The TP HCM Clinical Nutrition Association's leadership stated that despite regulations from the Ministry of Health, many hospital doctors still neglect to assess patients' nutritional status. Some conduct only perfunctory assessments, relying on patient self-reporting instead of direct measurements. Additionally, patients who are tall or obese are often overlooked, with their muscle loss and micronutrient deficiencies going unnoticed compared to visibly thin patients. As a result, these patients may not receive the necessary nutrients to accelerate recovery and reduce complications.

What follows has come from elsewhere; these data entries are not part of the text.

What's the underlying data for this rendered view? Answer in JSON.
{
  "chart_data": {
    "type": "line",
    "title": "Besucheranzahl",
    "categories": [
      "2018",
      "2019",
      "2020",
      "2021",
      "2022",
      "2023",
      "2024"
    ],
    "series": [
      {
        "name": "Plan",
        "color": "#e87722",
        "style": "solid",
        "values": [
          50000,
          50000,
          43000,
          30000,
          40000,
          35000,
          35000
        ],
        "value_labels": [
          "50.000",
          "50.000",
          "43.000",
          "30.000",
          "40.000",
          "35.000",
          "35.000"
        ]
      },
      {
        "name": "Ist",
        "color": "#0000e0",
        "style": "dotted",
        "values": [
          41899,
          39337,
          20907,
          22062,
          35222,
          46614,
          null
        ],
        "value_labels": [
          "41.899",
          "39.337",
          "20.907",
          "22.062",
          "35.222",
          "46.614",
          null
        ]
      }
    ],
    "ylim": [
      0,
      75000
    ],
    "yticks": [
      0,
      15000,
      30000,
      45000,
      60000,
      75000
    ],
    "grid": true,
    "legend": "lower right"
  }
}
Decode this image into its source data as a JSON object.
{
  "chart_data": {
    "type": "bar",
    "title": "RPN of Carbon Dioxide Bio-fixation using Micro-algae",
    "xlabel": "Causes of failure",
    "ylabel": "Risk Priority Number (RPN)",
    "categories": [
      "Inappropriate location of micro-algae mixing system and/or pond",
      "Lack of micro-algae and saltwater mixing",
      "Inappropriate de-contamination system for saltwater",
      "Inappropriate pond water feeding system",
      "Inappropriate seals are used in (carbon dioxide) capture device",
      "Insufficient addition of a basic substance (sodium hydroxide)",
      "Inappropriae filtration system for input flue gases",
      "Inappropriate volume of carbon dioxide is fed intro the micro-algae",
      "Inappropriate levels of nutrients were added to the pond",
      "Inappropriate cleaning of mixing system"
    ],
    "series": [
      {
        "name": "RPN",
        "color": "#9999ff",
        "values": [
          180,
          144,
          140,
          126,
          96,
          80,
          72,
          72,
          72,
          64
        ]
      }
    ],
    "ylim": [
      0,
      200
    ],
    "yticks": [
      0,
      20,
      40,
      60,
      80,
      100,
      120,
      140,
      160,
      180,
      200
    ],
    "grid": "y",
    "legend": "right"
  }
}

At Cho Ray Hospital and some other facilities, patients are assigned appropriate diets upon admission, especially those with specific conditions like diabetes, kidney disease, surgical needs, or critical illnesses. However, in many hospitals, patients must manage their own diets. Family members often purchase outside food that may not meet food safety standards or prepare meals at home, leading to potential energy and nutrient deficiencies, further weakening the patients.
Associate Professor Dr. Pham Thi Ngoc Thao, Vice President of the TP HCM Medical Association, emphasized that nutrition is now crucial for saving lives and should be considered a treatment modality within a multidisciplinary approach. Critically ill patients, in particular, require nutritional consultations to ensure the best and fastest possible recovery. Treatment should not only focus on addressing medical conditions but also incorporate nutrition and physical therapy.
Nutritional intervention should be prompt and appropriate, providing sufficient energy, protein, and fats based on the patient's nutritional status and medical condition. Oral intake is preferred, with a diet tailored to the patient's illness and supplemented with oral nutritional supplements. When necessary, tube feeding or intravenous nutrition should be implemented promptly as indicated.
"Patients who receive proper nutritional support have significantly lower mortality and readmission rates compared to malnourished patients," Dr. Thao said.